I live here, minister to over there, and my home church is back there. Yeah, confusing. So while we live here, most of our ministry is not happening here. Yet we live here. Daily rubbing shoulders with and involved in the lives of people here. Of course, our lives would mostly consist of church, school (which is highly multicultural!), and the office. The only exception is my work. It is a very part-time thing. I'm not qualified enough according the the rules of this country to work as a nurse, and honestly not sure I want the headache, so I simply work as what you would call an aide. I only work a few shifts a month, but enough to keep my foot in the door and do something. Besides that, I love old people.
The last new months, I've been noticing that there have been doors opening for quiet ministry here - where we are. Not a full-time job. Just being friends with, being involved in the lives I come in contact with. Dealing with abortion, abusive marriages, tired moms, friendly neighbors... I'm enjoying it... I guess... I mean, I enjoy being able to minister and comfort those around me, yet my heart breaks with their burdens, too.
The village I work in is mostly Catholic. Interesting to me, an American, because we don't naturally think of a village being anything. People are... but a village? Yet, it should be obvious. Tiny village of only a few houses and a huge steeple of a church towering over the village. The nun's home is beside the church, the school is right across the street, and the old people's home is sandwiched between the school and the graveyard. (I always thought that a bit odd - the view from the old people's living room window is the graveyard!) We've had a few real believers come in to the home, but most of our people would be Catholic or nothing. We've had a high number of nuns, priests, and now a um.. a... a monk? He is not a priest, yet not a nun (obviously!) He's a "brother".

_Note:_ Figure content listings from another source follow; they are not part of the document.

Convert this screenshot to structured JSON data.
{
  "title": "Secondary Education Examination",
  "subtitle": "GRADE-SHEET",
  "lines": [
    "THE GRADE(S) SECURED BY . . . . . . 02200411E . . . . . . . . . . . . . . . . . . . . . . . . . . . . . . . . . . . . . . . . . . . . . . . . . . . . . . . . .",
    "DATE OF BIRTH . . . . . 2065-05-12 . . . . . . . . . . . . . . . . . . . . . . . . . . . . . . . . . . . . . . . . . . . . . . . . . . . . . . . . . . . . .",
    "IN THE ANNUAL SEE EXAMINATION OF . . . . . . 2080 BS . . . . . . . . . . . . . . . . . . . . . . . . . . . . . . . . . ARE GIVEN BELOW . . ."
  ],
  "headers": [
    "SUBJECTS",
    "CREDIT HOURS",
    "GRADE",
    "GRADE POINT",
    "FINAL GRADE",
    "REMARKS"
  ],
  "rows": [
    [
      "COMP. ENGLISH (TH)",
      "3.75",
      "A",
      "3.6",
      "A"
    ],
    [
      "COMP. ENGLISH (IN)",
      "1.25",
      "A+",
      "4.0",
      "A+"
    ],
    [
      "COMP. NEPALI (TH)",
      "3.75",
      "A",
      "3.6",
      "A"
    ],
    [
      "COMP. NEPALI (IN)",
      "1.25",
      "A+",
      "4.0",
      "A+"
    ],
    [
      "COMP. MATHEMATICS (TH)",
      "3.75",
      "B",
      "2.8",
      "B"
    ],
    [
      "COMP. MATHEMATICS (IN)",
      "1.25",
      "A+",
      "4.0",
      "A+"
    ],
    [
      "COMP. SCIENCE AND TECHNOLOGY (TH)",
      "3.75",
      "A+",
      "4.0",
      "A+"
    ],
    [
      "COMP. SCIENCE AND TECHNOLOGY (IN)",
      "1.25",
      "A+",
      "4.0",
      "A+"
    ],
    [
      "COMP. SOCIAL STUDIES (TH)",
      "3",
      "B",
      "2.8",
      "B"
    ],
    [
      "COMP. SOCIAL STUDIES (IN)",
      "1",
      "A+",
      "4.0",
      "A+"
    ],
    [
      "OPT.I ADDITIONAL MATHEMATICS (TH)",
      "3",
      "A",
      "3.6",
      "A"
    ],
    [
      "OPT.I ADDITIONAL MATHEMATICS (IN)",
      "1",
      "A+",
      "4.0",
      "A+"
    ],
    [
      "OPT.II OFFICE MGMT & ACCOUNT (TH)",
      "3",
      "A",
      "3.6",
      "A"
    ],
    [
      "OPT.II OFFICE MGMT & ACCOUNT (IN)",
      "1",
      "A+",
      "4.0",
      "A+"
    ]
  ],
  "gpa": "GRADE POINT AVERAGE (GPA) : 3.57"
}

But as I have cared for the nuns, priests, and brothers with Alzheimer's, questions go through my head.... the nun who always wanted to shut the door and make sure it was "just us girls" when she had a bath... once told me, "I don't like it when Father so and so comes in our room at night." .... "I told him no, but..." and she mumbles... Last night I had the "brother" say something very odd, too, in the shower room. Is it only Alzheimer's or has more been going on in that impressive stone building than we think?
I don't know. I only attempt to deal with the nightmares of Alzheimer's patients who have lost the ability to sort out the difference between the past and the present. Abuse, war, trauma, death... all these experiences tumble together in their minds and emotions while their coping strategies fail.
And in between that, I listen to the lives of my coworkers. Then I come home exhausted - at times not because of the work, but because of helping carry some burdens.
Then I come home, back home. I won't work for a few weeks again, and my mind switches to the needs of over there... to a different work. Yet the needs of a hurting world are so much the same. Different causes, same heartache... same emptiness seeking an answer.